Henie was the dominant figure skater of her era. The gold she won in Lake Placid was sandwiched around similar feats in ’28 and ’36.
Few below a certain age will remember Henie, the Norwegian ice-skater, Nazi sympathizer and later movie star in the U.S.. Even I am too young to remember Henie on skates, but I did see a few of her movies. I am almost sure I saw “Countess of Monte Cristo” (1948). She also won gold in 1928 and 1936.
The 1932 rink where Henie performed and won her second gold medal for figure skating lives on. It is just south of downtown Placid and is under the same roof as the 1980 rink. Just a few hollow corridors away.
On the 9th, before leaving for Cooperstown via Albany, Nebra and I entered the old venue. Although it is now used by locals for various events, it is a dark setting, evoking the long-ago. What is 1932 and what has changed I was not sure. As seating goes, it is smaller for certain. I thought the scoreboard at the end of the area was likely unchanged. It has an olden metal cage guarding it. But the red seats, white benches, blue railings and trim and the scarred desk where the judges sat, I figure, is modern.

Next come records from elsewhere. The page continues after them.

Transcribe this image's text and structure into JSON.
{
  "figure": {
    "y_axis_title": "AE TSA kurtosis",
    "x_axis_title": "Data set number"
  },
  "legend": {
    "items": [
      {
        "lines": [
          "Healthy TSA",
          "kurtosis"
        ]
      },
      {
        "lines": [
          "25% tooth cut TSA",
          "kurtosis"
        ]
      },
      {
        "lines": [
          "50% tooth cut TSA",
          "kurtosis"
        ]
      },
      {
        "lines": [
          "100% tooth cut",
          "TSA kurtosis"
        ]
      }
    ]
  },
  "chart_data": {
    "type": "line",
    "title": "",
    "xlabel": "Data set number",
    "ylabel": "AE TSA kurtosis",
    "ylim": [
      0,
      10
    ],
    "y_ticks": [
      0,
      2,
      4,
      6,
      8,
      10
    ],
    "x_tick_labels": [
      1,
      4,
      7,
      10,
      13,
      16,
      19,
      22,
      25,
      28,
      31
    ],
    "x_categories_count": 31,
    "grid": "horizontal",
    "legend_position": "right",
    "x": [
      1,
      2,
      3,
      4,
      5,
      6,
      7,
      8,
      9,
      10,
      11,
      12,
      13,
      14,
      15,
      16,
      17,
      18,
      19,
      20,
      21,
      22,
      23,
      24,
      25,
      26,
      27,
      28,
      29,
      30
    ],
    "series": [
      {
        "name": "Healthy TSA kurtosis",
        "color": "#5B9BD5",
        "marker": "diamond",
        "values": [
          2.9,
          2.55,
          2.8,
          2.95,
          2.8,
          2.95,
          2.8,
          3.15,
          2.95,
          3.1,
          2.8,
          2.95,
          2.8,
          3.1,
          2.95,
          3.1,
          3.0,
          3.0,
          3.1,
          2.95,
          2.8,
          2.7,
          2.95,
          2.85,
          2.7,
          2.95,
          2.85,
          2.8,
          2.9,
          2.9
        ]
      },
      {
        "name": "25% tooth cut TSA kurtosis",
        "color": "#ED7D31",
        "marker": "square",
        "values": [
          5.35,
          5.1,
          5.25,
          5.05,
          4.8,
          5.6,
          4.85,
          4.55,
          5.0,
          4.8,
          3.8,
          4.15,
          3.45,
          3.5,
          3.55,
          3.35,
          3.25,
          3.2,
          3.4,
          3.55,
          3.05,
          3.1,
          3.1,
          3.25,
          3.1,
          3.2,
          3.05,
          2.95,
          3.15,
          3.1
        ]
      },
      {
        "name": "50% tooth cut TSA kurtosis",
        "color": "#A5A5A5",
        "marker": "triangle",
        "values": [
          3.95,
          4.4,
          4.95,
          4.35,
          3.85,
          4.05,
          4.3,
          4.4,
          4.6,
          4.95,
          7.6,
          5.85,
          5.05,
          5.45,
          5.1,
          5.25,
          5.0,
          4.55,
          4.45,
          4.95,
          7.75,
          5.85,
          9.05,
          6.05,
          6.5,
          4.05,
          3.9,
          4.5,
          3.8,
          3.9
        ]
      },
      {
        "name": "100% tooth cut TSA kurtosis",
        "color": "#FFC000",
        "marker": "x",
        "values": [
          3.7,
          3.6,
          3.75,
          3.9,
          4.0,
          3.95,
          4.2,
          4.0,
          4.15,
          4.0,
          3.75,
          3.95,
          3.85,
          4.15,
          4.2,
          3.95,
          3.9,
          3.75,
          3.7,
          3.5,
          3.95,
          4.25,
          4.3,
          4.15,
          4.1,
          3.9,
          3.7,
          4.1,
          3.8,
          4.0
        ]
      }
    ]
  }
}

Anyway I liked it much more than the modern 1980 arena. The year ’32 was a more innocent time, America was caught in the Great Depression, Hitler had not yet assumed power in Germany and of course there was not so much Olympics commercialism as TV later demanded.
If you believe that certain events, intense moments in life, leave a spiritual presence long after they happen, you can sit there in the old stands and almost see the ghost of Henie leaping into a beautiful axel as the crowd cheered on.